Equipping Medical Professionals to Reduce Treatment Related Anxiety and Increase Treatment Procedural Understanding for Children with Autism Spectrum Disorder Receiving Cancer Treatment

Co-leaders:


Howell Sender

Erica Howell, Ph.D.
CSU Fullerton

Leonard Sender, M.D.
UC Irvine
Diagnostic criteria for autism spectrum disorder (ASD) in the Diagnostic and Statistical Manual of Mental
Disorders (DSM-IV-TR), at present, include qualitative impairments in communication, social interaction, and
restricted, repetitive, and stereotyped patterns of behavior, interests, and activities (American Psychiatric
Association [APA], 2000). To ameliorate the effects of this disorder in school and home settings, many
evidence-based interventions have been designed to increase situational understanding, reduce problem
behaviors, teach pro-social behaviors, and facilitate communcation (Rogers & Vismara, 2008). Strangely,
little has been done to extend the use of these interventions to medical-based settings.

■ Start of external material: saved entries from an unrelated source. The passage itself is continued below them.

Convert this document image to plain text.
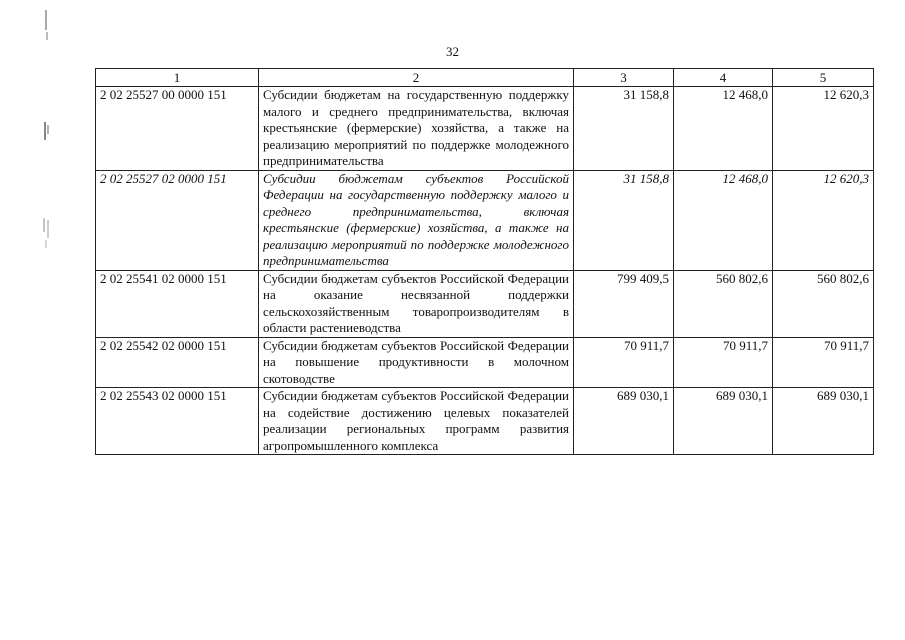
32
1	2	3	4	5
2 02 25527 00 0000 151	Субсидии бюджетам на государственную поддержку малого и среднего предпринимательства, включая крестьянские (фермерские) хозяйства, а также на реализацию мероприятий по поддержке молодежного предпринимательства	31 158,8	12 468,0	12 620,3
2 02 25527 02 0000 151	Субсидии бюджетам субъектов Российской Федерации на государственную поддержку малого и среднего предпринимательства, включая крестьянские (фермерские) хозяйства, а также на реализацию мероприятий по поддержке молодежного предпринимательства	31 158,8	12 468,0	12 620,3
2 02 25541 02 0000 151	Субсидии бюджетам субъектов Российской Федерации на оказание несвязанной поддержки сельскохозяйственным товаропроизводителям в области растениеводства	799 409,5	560 802,6	560 802,6
2 02 25542 02 0000 151	Субсидии бюджетам субъектов Российской Федерации на повышение продуктивности в молочном скотоводстве	70 911,7	70 911,7	70 911,7
2 02 25543 02 0000 151	Субсидии бюджетам субъектов Российской Федерации на содействие достижению целевых показателей реализации региональных программ развития агропромышленного комплекса	689 030,1	689 030,1	689 030,1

With the prevalence of ASD now estimated at one in 50 people (Blumberg, Bramlett, Kogan, Schieve, Jones,
& Lu, 2013), one may expect all medical professionals to encounter patients with ASD and related disorders
at some point in their practice; however, doctors report feeling unequipped in issues related to ASD-RD
(Finke, Drager, & Ash, 2010). Although research has yet to substantiate the experiences of children with
autism receiving cancer treatment and the professionals working with them, given the increased prevalence
of ASD-RD and the fact that cancer does not discriminate between children with and without ASD-RD (Blatt,
Deal, & Mesibov, 2010), it is likely that medical professionals in the field of pediatric oncology encounter
patients with ASD-RD and need related training on supporting these special children. This pilot project aims
to address this need by equipping pediatric oncology medical professionals in best practices for working with
children with ASD-RD.

A research investigation will be enfolded into an in-service professional development training to: (1) guage
the efficacy of the training, (2) monitor training outcomes, and (3) learn about pediatric oncology medical
professionals' experiences with children with ASD-RD.

This study will look at how well a training program works to increase the knowledge about autism and its
related disorders in a group of doctors, nurses, and other health workers that provide care to children with
cancer. The findings of this study will help design new tools to be used in the future to help reduce the
increased anxiety and fear that children with autism may face when they are treated for other illnesses.